TypeError: zeros() received an invalid combination of arguments - got (tuple, dtype=type), but expected one of:
- (tuple of ints size, *, tuple of names names, torch.dtype dtype, torch.layout layout, torch.device device, bool pin_memory, bool requires_grad)
- (tuple of ints size, *, Tensor out, torch.dtype dtype, torch.layout layout, torch.device device, bool pin_memory, bool requires_grad)
This is arising from line 60-61 of opacus/data_loader.py which checks if len(batch) > 0 and tries to collate. Where am I going wrong or what can be the workaround to it?
Please help!
P.S. The configrations I use are number of epochs = 5, training set = 1000, batch size 8, and I am using BatchManager with max_physical_batch_size as 8.
Are you using Poisson subsampling ? Also, can you use the bug report Colab so that we look at your code and reproduce the issue?
@SoumiDas Looks like a problem with batch size although it looks very strange. I was facing the exact same issue with batch size 8. Later, I changed the batch size to 12 and the problem was resolved.
@kanchanchy, thanks for sharing this! I tried to reproduce the issue with the setting mentioned in the post: number of epochs = 5, training set = 1000, batch size = max_physical_batch_size = 8, with BatchMemoryManager (with noise_multiplier = 0.1 and max_grad_norm =1.0), on a toy dataset and model, but I wasn't able to.
Its possible that I am missing something so it would be great if one of you (@kanchanchy or @SoumiDas) could reproduce this in the bug report Colab, thanks!
Close the issue due to no response. Feel free to re-open it.
It seems that the DPDataLoader might not construct the correct sample_empty_shapes and dtypes for empty batches when training models over HF datasets in a {'input_ids': [], 'attention_mask':[], 'labels':[]} format.

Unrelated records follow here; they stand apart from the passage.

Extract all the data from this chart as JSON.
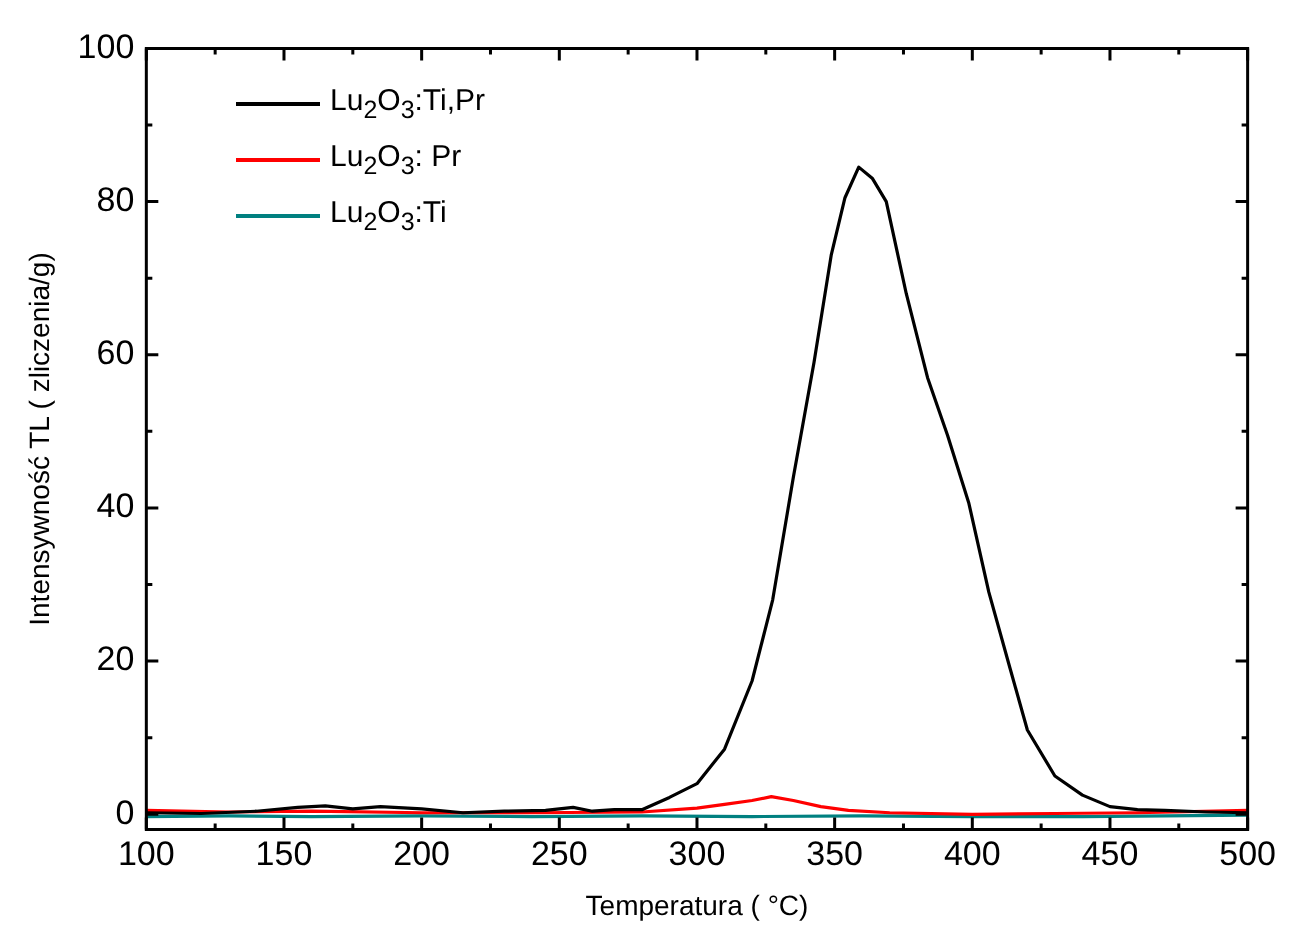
{
  "chart_data": {
    "type": "line",
    "xlabel": "Temperatura ( °C)",
    "ylabel": "Intensywność TL ( zliczenia/g)",
    "xlim": [
      100,
      500
    ],
    "ylim": [
      -2,
      100
    ],
    "xticks": [
      100,
      {
        "value": 125,
        "label": null
      },
      150,
      {
        "value": 175,
        "label": null
      },
      200,
      {
        "value": 225,
        "label": null
      },
      250,
      {
        "value": 275,
        "label": null
      },
      300,
      {
        "value": 325,
        "label": null
      },
      350,
      {
        "value": 375,
        "label": null
      },
      400,
      {
        "value": 425,
        "label": null
      },
      450,
      {
        "value": 475,
        "label": null
      },
      500
    ],
    "yticks": [
      0,
      {
        "value": 10,
        "label": null
      },
      20,
      {
        "value": 30,
        "label": null
      },
      40,
      {
        "value": 50,
        "label": null
      },
      60,
      {
        "value": 70,
        "label": null
      },
      80,
      {
        "value": 90,
        "label": null
      },
      100
    ],
    "grid": false,
    "legend": "top left",
    "marker": "none",
    "line_style": "solid",
    "series": [
      {
        "name": "Lu$_{2}$O$_{3}$:Ti,Pr",
        "color": "#000000",
        "x": [
          100,
          120,
          140,
          155,
          165,
          175,
          185,
          200,
          215,
          230,
          245,
          255,
          262,
          270,
          280,
          290,
          300,
          310,
          320,
          327.5,
          335,
          342.5,
          348.75,
          353.75,
          358.75,
          363.75,
          368.75,
          376,
          383.75,
          391,
          398.75,
          406,
          413.75,
          420,
          430,
          440,
          450,
          460,
          470,
          485,
          500
        ],
        "values": [
          0.2,
          0.1,
          0.4,
          0.9,
          1.1,
          0.7,
          1.0,
          0.7,
          0.2,
          0.4,
          0.5,
          0.9,
          0.4,
          0.6,
          0.6,
          2.2,
          4.0,
          8.5,
          17.4,
          28,
          44,
          59,
          73,
          80.5,
          84.5,
          83,
          80,
          68,
          57,
          49.5,
          40.6,
          29,
          19,
          11,
          5,
          2.5,
          1,
          0.6,
          0.5,
          0.3,
          0.2
        ]
      },
      {
        "name": "Lu$_{2}$O$_{3}$: Pr",
        "color": "#ff0000",
        "x": [
          100,
          130,
          160,
          200,
          240,
          280,
          300,
          310,
          320,
          327,
          335,
          345,
          355,
          370,
          400,
          430,
          460,
          500
        ],
        "values": [
          0.5,
          0.3,
          0.4,
          0.2,
          0.2,
          0.3,
          0.8,
          1.3,
          1.8,
          2.3,
          1.8,
          1.0,
          0.5,
          0.2,
          0.0,
          0.1,
          0.2,
          0.5
        ]
      },
      {
        "name": "Lu$_{2}$O$_{3}$:Ti",
        "color": "#008080",
        "x": [
          100,
          130,
          160,
          200,
          240,
          280,
          320,
          360,
          400,
          440,
          470,
          500
        ],
        "values": [
          -0.3,
          -0.2,
          -0.3,
          -0.2,
          -0.3,
          -0.2,
          -0.3,
          -0.2,
          -0.3,
          -0.3,
          -0.2,
          -0.1
        ]
      }
    ]
  }
}
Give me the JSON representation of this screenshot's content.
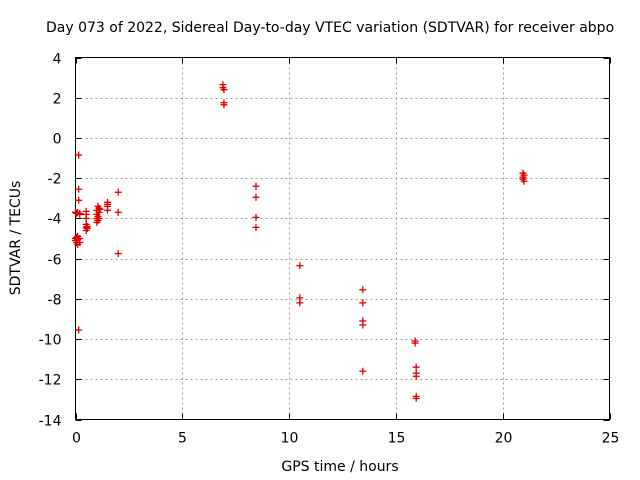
{
  "chart_data": {
    "type": "scatter",
    "title": "Day 073 of 2022, Sidereal Day-to-day VTEC variation (SDTVAR) for receiver abpo",
    "xlabel": "GPS time / hours",
    "ylabel": "SDTVAR / TECUs",
    "xlim": [
      0,
      25
    ],
    "ylim": [
      -14,
      4
    ],
    "xticks": [
      0,
      5,
      10,
      15,
      20,
      25
    ],
    "yticks": [
      -14,
      -12,
      -10,
      -8,
      -6,
      -4,
      -2,
      0,
      2,
      4
    ],
    "grid": true,
    "marker": "+",
    "color": "#e00000",
    "series": [
      {
        "name": "SDTVAR",
        "x": [
          0.0,
          0.0,
          0.0,
          0.05,
          0.05,
          0.05,
          0.1,
          0.1,
          0.1,
          0.1,
          0.15,
          0.15,
          0.15,
          0.15,
          0.2,
          0.2,
          0.2,
          0.2,
          0.5,
          0.5,
          0.5,
          0.5,
          0.5,
          0.5,
          0.55,
          0.55,
          1.0,
          1.0,
          1.0,
          1.0,
          1.05,
          1.05,
          1.05,
          1.1,
          1.1,
          1.1,
          1.15,
          1.5,
          1.5,
          1.5,
          1.5,
          2.0,
          2.0,
          2.0,
          6.9,
          6.9,
          6.95,
          6.95,
          6.95,
          8.45,
          8.45,
          8.45,
          8.45,
          10.5,
          10.5,
          10.5,
          13.45,
          13.45,
          13.45,
          13.45,
          13.45,
          15.9,
          15.9,
          15.95,
          15.95,
          15.95,
          15.95,
          15.95,
          20.95,
          20.95,
          20.95,
          21.0,
          21.0
        ],
        "y": [
          -5.0,
          -5.1,
          -3.7,
          -5.2,
          -4.95,
          -3.75,
          -5.3,
          -5.05,
          -4.9,
          -3.7,
          -0.85,
          -2.55,
          -3.1,
          -9.55,
          -5.0,
          -5.2,
          -3.75,
          -3.8,
          -3.8,
          -4.0,
          -4.3,
          -4.45,
          -4.6,
          -3.65,
          -4.5,
          -4.4,
          -3.6,
          -3.8,
          -4.0,
          -4.2,
          -3.4,
          -3.9,
          -4.1,
          -3.5,
          -3.7,
          -4.0,
          -3.55,
          -3.2,
          -3.4,
          -3.6,
          -3.3,
          -2.7,
          -3.7,
          -5.75,
          2.65,
          2.5,
          2.4,
          1.75,
          1.65,
          -2.4,
          -2.95,
          -3.95,
          -4.45,
          -6.35,
          -7.95,
          -8.2,
          -7.55,
          -8.2,
          -9.1,
          -9.3,
          -11.6,
          -10.2,
          -10.1,
          -11.4,
          -11.7,
          -11.85,
          -12.85,
          -12.95,
          -1.75,
          -1.95,
          -2.05,
          -2.15,
          -1.85
        ]
      }
    ]
  }
}
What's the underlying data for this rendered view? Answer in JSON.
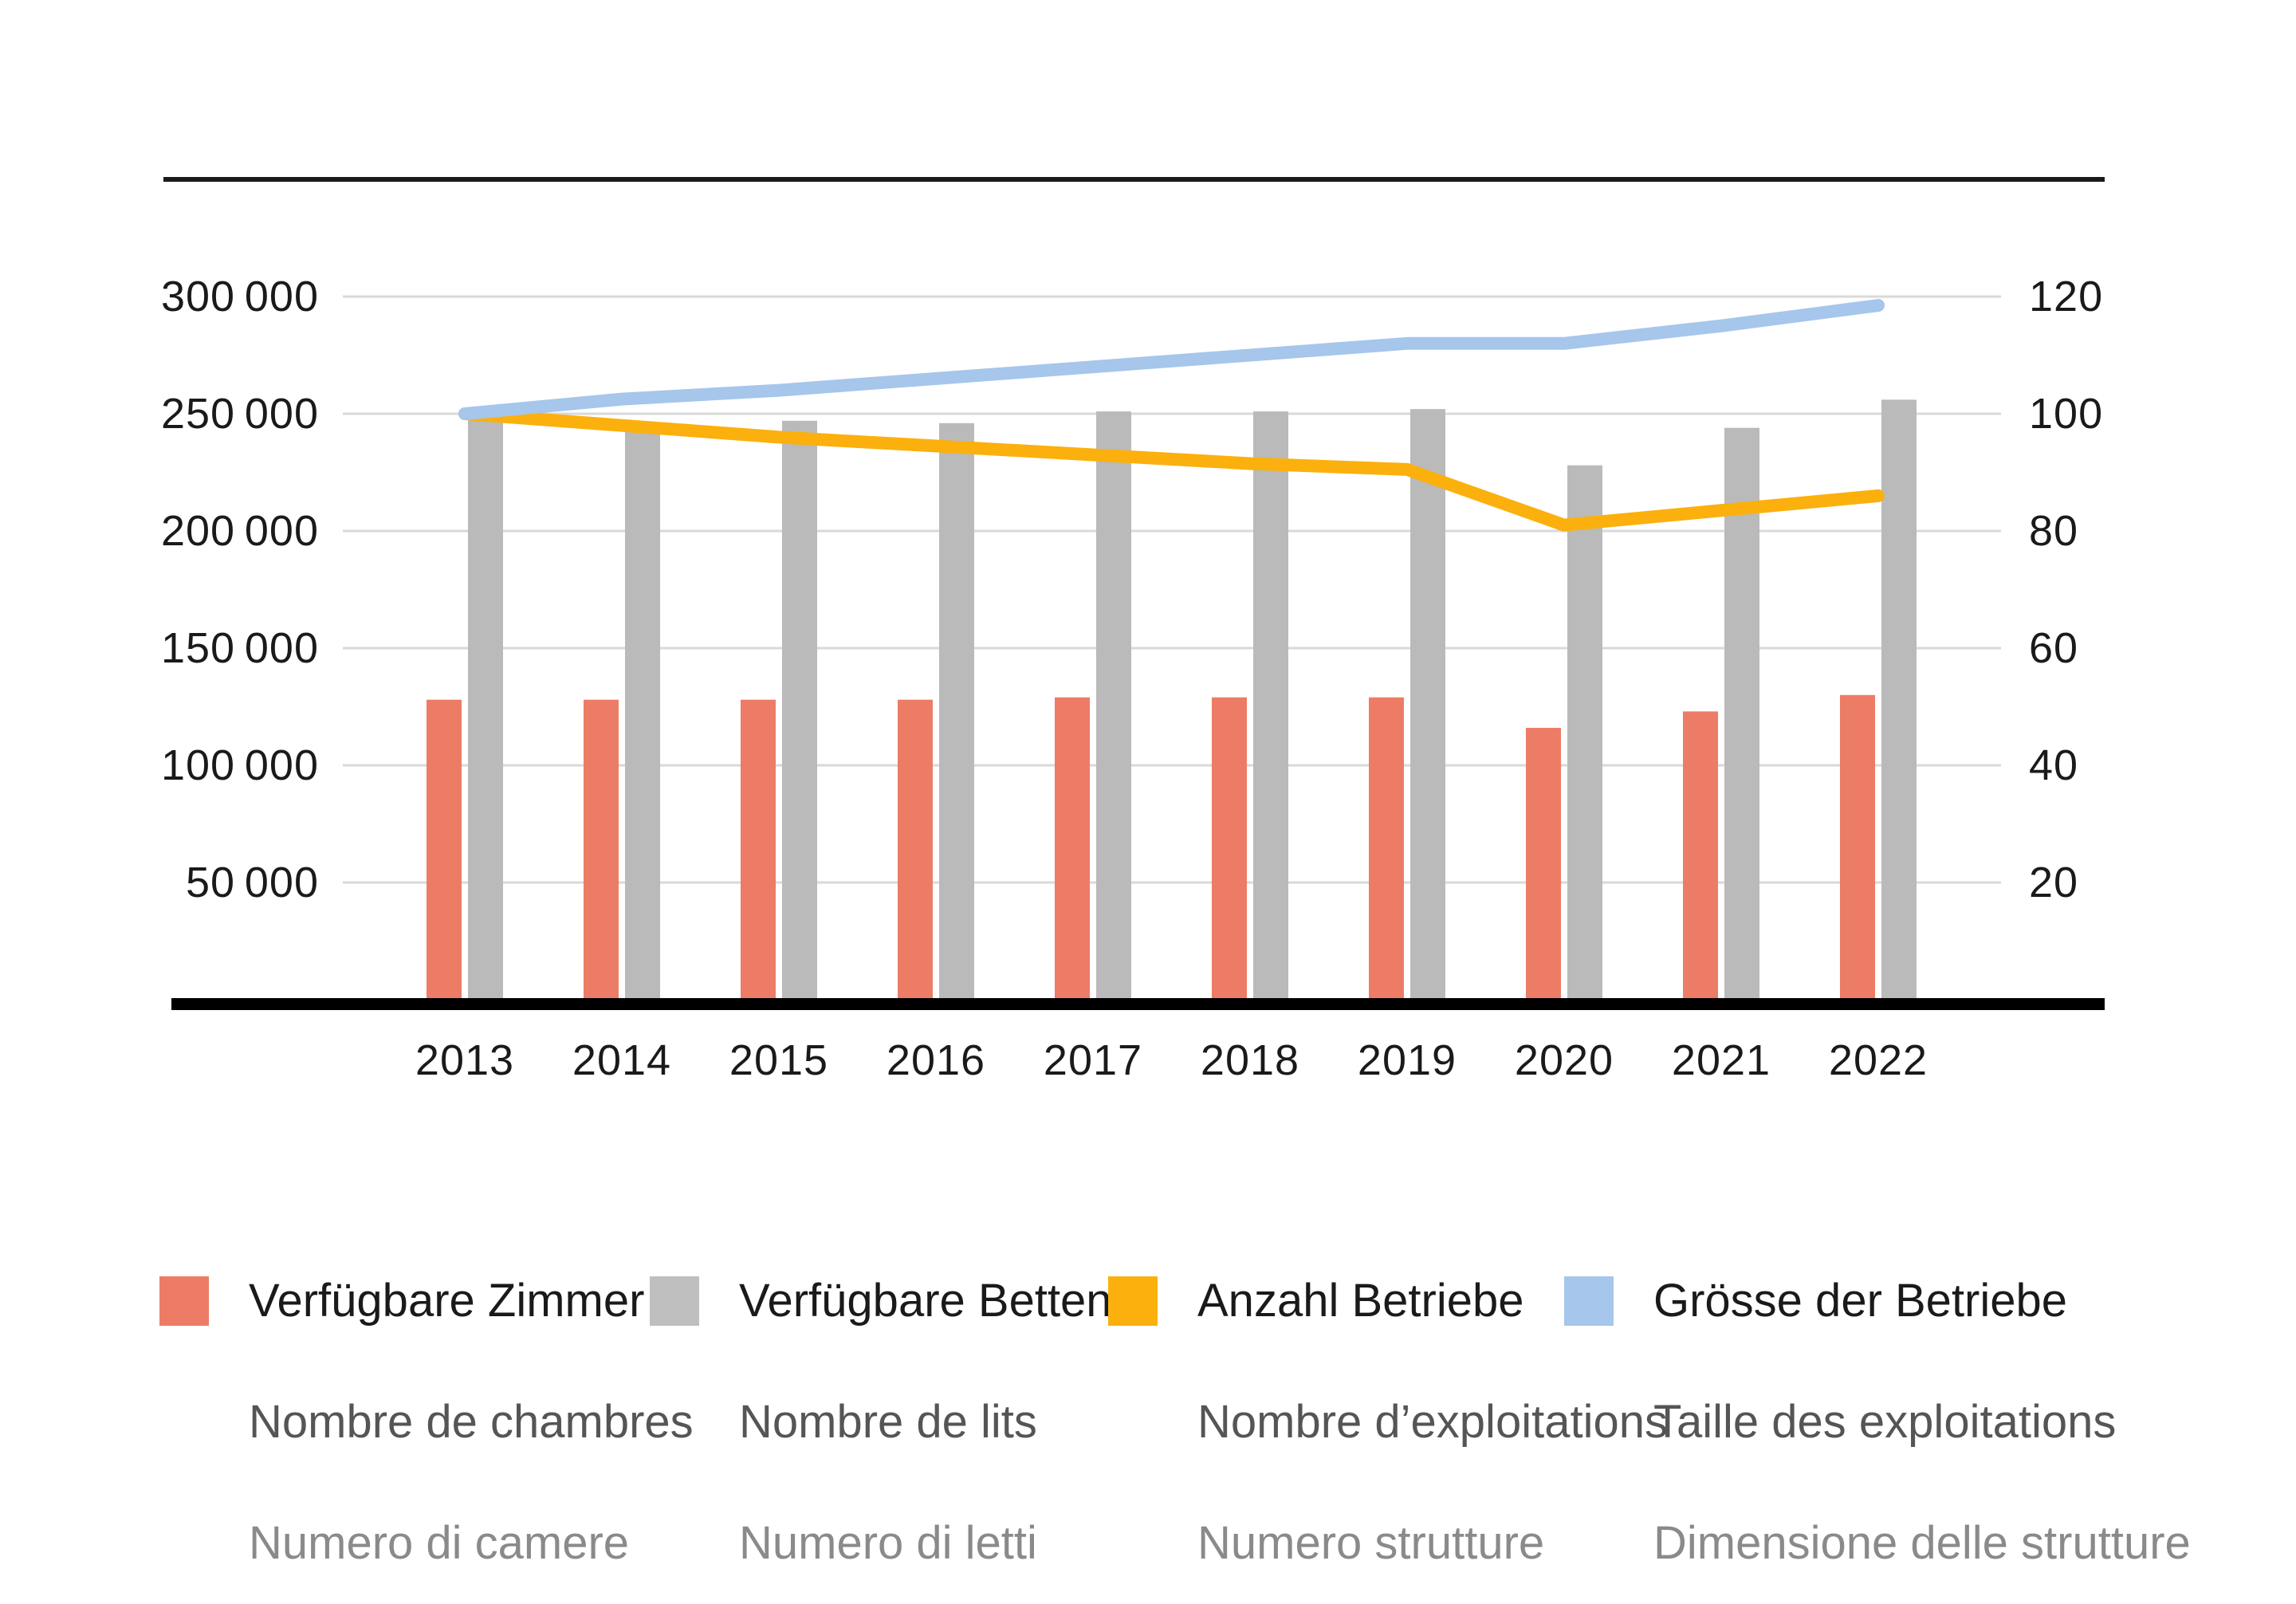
{
  "page": {
    "background": "#ffffff"
  },
  "style": {
    "grid_color": "#d9d9d9",
    "axis_color": "#000000",
    "top_rule_color": "#1a1a1a",
    "text_color": "#1a1a1a"
  },
  "chart_data": {
    "type": "bar-line-combo",
    "title": "",
    "categories": [
      "2013",
      "2014",
      "2015",
      "2016",
      "2017",
      "2018",
      "2019",
      "2020",
      "2021",
      "2022"
    ],
    "series": [
      {
        "id": "zimmer",
        "name": "Verfügbare Zimmer",
        "kind": "bar",
        "axis": "left",
        "color": "#ED7C66",
        "values": [
          128000,
          128000,
          128000,
          128000,
          129000,
          129000,
          129000,
          116000,
          123000,
          130000
        ]
      },
      {
        "id": "betten",
        "name": "Verfügbare Betten",
        "kind": "bar",
        "axis": "left",
        "color": "#BABABA",
        "values": [
          248000,
          246000,
          247000,
          246000,
          251000,
          251000,
          252000,
          228000,
          244000,
          256000
        ]
      },
      {
        "id": "betriebe",
        "name": "Anzahl Betriebe",
        "kind": "line",
        "axis": "right",
        "color": "#FBB00D",
        "values": [
          100,
          98,
          96,
          94.5,
          93,
          91.5,
          90.5,
          81,
          83.5,
          86
        ]
      },
      {
        "id": "groesse",
        "name": "Grösse der Betriebe",
        "kind": "line",
        "axis": "right",
        "color": "#A6C6EB",
        "values": [
          100,
          102.5,
          104,
          106,
          108,
          110,
          112,
          112,
          115,
          118.5
        ]
      }
    ],
    "left_axis": {
      "range": [
        0,
        300000
      ],
      "ticks": [
        {
          "value": 300000,
          "label": "300 000"
        },
        {
          "value": 250000,
          "label": "250 000"
        },
        {
          "value": 200000,
          "label": "200 000"
        },
        {
          "value": 150000,
          "label": "150 000"
        },
        {
          "value": 100000,
          "label": "100 000"
        },
        {
          "value": 50000,
          "label": "50 000"
        }
      ]
    },
    "right_axis": {
      "range": [
        0,
        120
      ],
      "ticks": [
        {
          "value": 120,
          "label": "120"
        },
        {
          "value": 100,
          "label": "100"
        },
        {
          "value": 80,
          "label": "80"
        },
        {
          "value": 60,
          "label": "60"
        },
        {
          "value": 40,
          "label": "40"
        },
        {
          "value": 20,
          "label": "20"
        }
      ]
    },
    "grid": true,
    "legend_position": "bottom"
  },
  "legend": {
    "items": [
      {
        "swatch_color": "#ED7C66",
        "lines": [
          "Verfügbare Zimmer",
          "Nombre de chambres",
          "Numero di camere"
        ]
      },
      {
        "swatch_color": "#BFBFBF",
        "lines": [
          "Verfügbare Betten",
          "Nombre de lits",
          "Numero di letti"
        ]
      },
      {
        "swatch_color": "#FBB00D",
        "lines": [
          "Anzahl Betriebe",
          "Nombre d’exploitations",
          "Numero strutture"
        ]
      },
      {
        "swatch_color": "#A6C6EB",
        "lines": [
          "Grösse der Betriebe",
          "Taille des exploitations",
          "Dimensione delle strutture"
        ]
      }
    ]
  }
}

The error seems to arise from lines 60-63 in https://github.com/pytorch/opacus/blob/main/opacus/data_loader.py.
if len(batch) > 0:
return collate_fn(batch)
else:
return [
torch.zeros(shape, dtype=dtype)
for shape, dtype in zip(sample_empty_shapes, dtypes)
]
This is likely because of lines 190-191
sample_empty_shapes = [(0, *shape_safe(x)) for x in dataset[0]]
dtypes = [dtype_safe(x) for x in dataset[0]]
I could create a notebook to reproduce this in a few days if that might help.